5 Seconds of Summer – Everyone’s a Star!

Label: Republic Records
Released: 14th November 2025

There’s a version of this album that could have been insufferable. A decade into their career, with a clean slate and a long history behind them, 5 Seconds of Summer could easily have made a sleek, self-important record about “maturity” and “growth”. They could have told everyone what it means to be an adult pop-rock band in 2025, sprinkled in some tasteful string sections, and called it a reinvention. Thankfully, they’ve done the opposite. ‘Everyone’s a Star!’ is lean, odd, slightly chaotic, and built on the realisation that the most interesting thing 5SOS can do now is stop trying to live up to any fixed idea of what they’re supposed to be.

Across twelve tracks, spread over a trim 36 minutes, the band jump between self-referential humour, nervy synth-rock, glossy mid-tempo pop, and guitar-led anthems without ever pretending the seams aren’t visible. If their last couple of records smoothed out the edges in pursuit of cohesion, this one brings them back intentionally. The title track sets the tone immediately: distorted vocals, grubby electronics, and a sense that they’re kicking off not with a grand declaration but with a sideways-up grin. It’s a savvy opener – recognisably them, but scraping off enough polish to make you lean in.
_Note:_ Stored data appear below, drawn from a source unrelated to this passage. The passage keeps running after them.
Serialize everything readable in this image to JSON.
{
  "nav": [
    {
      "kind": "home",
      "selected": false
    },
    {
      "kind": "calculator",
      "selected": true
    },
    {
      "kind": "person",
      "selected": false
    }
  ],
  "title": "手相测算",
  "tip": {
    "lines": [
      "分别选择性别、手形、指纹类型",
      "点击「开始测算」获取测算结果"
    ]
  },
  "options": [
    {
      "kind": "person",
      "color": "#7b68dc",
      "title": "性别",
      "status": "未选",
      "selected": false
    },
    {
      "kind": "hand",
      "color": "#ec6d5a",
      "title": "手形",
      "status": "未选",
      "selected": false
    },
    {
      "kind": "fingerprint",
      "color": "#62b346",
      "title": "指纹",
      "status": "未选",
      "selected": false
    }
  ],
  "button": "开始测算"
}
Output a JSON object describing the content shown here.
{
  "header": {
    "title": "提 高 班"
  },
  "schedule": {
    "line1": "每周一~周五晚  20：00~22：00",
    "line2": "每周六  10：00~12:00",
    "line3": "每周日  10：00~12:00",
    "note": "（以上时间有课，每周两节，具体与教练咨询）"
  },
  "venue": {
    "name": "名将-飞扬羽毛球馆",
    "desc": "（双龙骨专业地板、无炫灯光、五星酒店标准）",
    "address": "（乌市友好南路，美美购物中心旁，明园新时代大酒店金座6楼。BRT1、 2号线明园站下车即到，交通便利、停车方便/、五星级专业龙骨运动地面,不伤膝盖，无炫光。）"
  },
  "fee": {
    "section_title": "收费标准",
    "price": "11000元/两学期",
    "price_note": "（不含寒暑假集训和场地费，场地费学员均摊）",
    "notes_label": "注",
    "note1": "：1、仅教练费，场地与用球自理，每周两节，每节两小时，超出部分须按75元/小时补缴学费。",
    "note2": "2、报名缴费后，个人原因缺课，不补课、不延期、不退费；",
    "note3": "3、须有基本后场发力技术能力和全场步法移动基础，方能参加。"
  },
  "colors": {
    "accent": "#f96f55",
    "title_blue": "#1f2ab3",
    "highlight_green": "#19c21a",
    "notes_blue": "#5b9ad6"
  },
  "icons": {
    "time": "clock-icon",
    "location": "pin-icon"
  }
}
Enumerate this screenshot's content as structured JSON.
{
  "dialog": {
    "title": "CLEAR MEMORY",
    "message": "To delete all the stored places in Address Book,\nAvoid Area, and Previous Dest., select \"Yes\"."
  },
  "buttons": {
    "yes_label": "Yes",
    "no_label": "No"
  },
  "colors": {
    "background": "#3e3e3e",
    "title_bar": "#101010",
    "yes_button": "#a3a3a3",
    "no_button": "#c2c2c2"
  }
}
The run of early singles – ‘Not OK’, ‘Telephone Busy’, ‘Boyband’ – makes it clear they’re not interested in playing the nostalgia card either. ‘Boyband’ in particular is the kind of manoeuvre you can only make once you’re genuinely comfortable with your own history. Instead of dodging the term that defined their early years, they treat it as raw material. The track is sharp, snotty, knowingly theatrical, and more thoughtful than it pretends to be. It’s also one of the clearest reminders that 5SOS have always been more self-aware than the discourse around them allowed. The production is streamlined and modern, but the attitude is pure raised-eyebrow punk.
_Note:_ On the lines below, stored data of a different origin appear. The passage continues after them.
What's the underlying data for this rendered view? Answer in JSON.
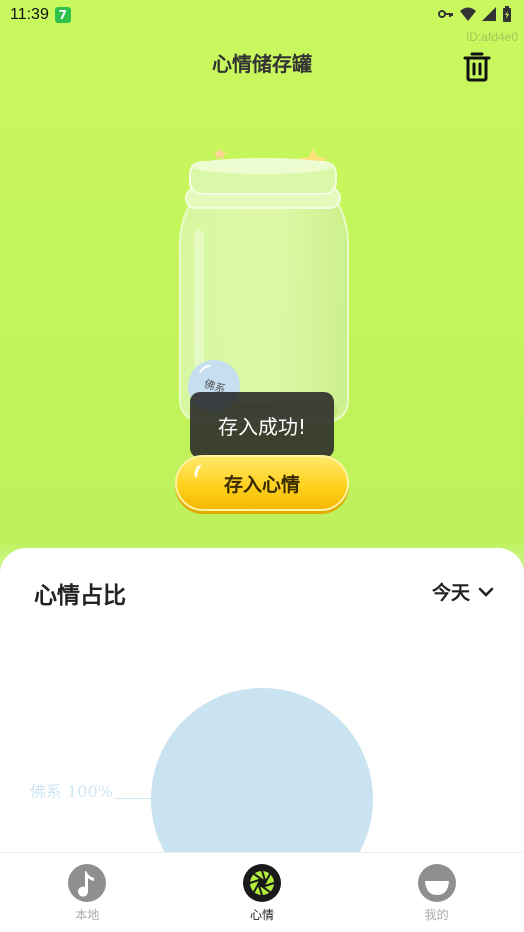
{
  "status_bar": {
    "time": "11:39",
    "app_badge": "7"
  },
  "watermark": "ID:afd4e0",
  "header": {
    "title": "心情储存罐"
  },
  "jar": {
    "ball_label": "佛系"
  },
  "toast": {
    "message": "存入成功!"
  },
  "store_button": {
    "label": "存入心情"
  },
  "panel": {
    "title": "心情占比",
    "period": "今天"
  },
  "chart_data": {
    "type": "pie",
    "slices": [
      {
        "label": "佛系",
        "value": 100,
        "color": "#c9e3f0"
      }
    ],
    "legend_text": "佛系 100%"
  },
  "bottom_nav": {
    "items": [
      {
        "label": "本地",
        "icon": "music-note-icon",
        "active": false
      },
      {
        "label": "心情",
        "icon": "aperture-icon",
        "active": true
      },
      {
        "label": "我的",
        "icon": "smile-icon",
        "active": false
      }
    ]
  }
}
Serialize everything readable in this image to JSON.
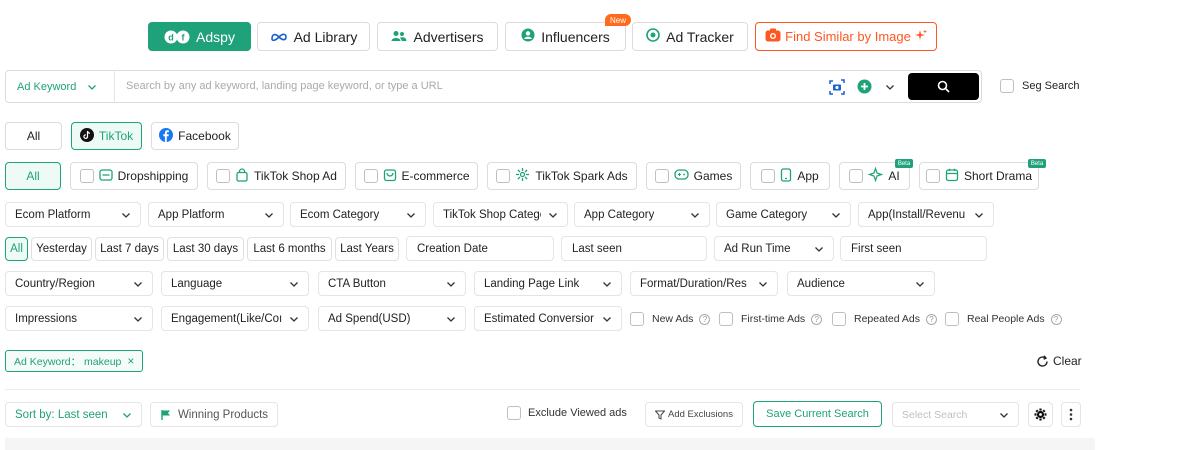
{
  "topnav": {
    "adspy": "Adspy",
    "ad_library": "Ad Library",
    "advertisers": "Advertisers",
    "influencers": "Influencers",
    "new_badge": "New",
    "ad_tracker": "Ad Tracker",
    "find_similar": "Find Similar by Image"
  },
  "search": {
    "type_select": "Ad Keyword",
    "placeholder": "Search by any ad keyword, landing page keyword, or type a URL",
    "seg_search": "Seg Search"
  },
  "platforms": {
    "all": "All",
    "tiktok": "TikTok",
    "facebook": "Facebook"
  },
  "categories": {
    "all": "All",
    "dropshipping": "Dropshipping",
    "tiktok_shop_ad": "TikTok Shop Ad",
    "ecommerce": "E-commerce",
    "spark_ads": "TikTok Spark Ads",
    "games": "Games",
    "app": "App",
    "ai": "AI",
    "short_drama": "Short Drama",
    "beta": "Beta"
  },
  "filters_row1": {
    "ecom_platform": "Ecom Platform",
    "app_platform": "App Platform",
    "ecom_category": "Ecom Category",
    "tiktok_shop_category": "TikTok Shop Categé",
    "app_category": "App Category",
    "game_category": "Game Category",
    "app_install": "App(Install/Revenu"
  },
  "time": {
    "all": "All",
    "yesterday": "Yesterday",
    "last7": "Last 7 days",
    "last30": "Last 30 days",
    "last6m": "Last 6 months",
    "lastyears": "Last Years",
    "creation_date": "Creation Date",
    "last_seen": "Last seen",
    "ad_run_time": "Ad Run Time",
    "first_seen": "First seen"
  },
  "filters_row3": {
    "country": "Country/Region",
    "language": "Language",
    "cta": "CTA Button",
    "landing": "Landing Page Link",
    "format": "Format/Duration/Res",
    "audience": "Audience"
  },
  "filters_row4": {
    "impressions": "Impressions",
    "engagement": "Engagement(Like/Coı",
    "ad_spend": "Ad Spend(USD)",
    "conversion": "Estimated Conversior",
    "new_ads": "New Ads",
    "first_time_ads": "First-time Ads",
    "repeated_ads": "Repeated Ads",
    "real_people_ads": "Real People Ads"
  },
  "active_tag": {
    "label": "Ad Keyword： makeup",
    "close": "×"
  },
  "clear": "Clear",
  "toolbar": {
    "sort": "Sort by: Last seen",
    "winning": "Winning Products",
    "exclude_viewed": "Exclude Viewed ads",
    "add_exclusions": "Add Exclusions",
    "save_search": "Save Current Search",
    "select_search": "Select Search"
  },
  "colors": {
    "accent": "#1fa27a",
    "orange": "#ff5722",
    "black": "#000000"
  }
}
That willingness to move between tones is where the record thrives. ‘Not OK’ marries jagged electronic beats to a massive chorus in a way that feels deliberately lopsided. ‘Telephone Busy’ leans harder into synth-pop than anything they’ve attempted before, but the push-pull between digital coldness and emotional intensity works. There are moments where the experiments feel as if they’re veering off track, but crucially, they never drift into confusion. The band sound like they know exactly where the boundaries are; they’re just choosing to ignore them half the time.

Where previous 5SOS albums often split neatly between big belters and earnest ballads, Everyone’s a Star! blurs the line. ‘I’m Scared I’ll Never Sleep Again’ and ‘istillfeelthesame’ are two of the strongest songs here because they sit right in the middle. The former is anxious, twitchy, and surprisingly quiet for such a direct title; the latter pulls from the same palette but turns inward, slowly circling around a melody that never explodes but lingers far longer than expected. There’s a different kind of confidence here; less about proving capability, more about trusting simplicity.

Not everything lands perfectly. A couple of tracks risk blending into one another with their mid-tempo rock sheen, and at times the vocal effects land more as stylistic clutter than meaningful texture. But these moments don’t define the album – and crucially, they don’t derail it. What’s far more important is that the band finally sound like they’re writing to please themselves first, rather than a shifting idea of what their audience expects from a “grown” pop-rock group.

For a band who’ve spent a decade proving they’re not what people said they were, this might be the first time they’ve sounded entirely sure of who they are. The album may not convert their detractors, but it does something more important: it shows 5 Seconds of Summer have figured out how to grow without letting their edges fade. In 2025, that’s more valuable than reinvention. It’s an evolution that actually feels lived in.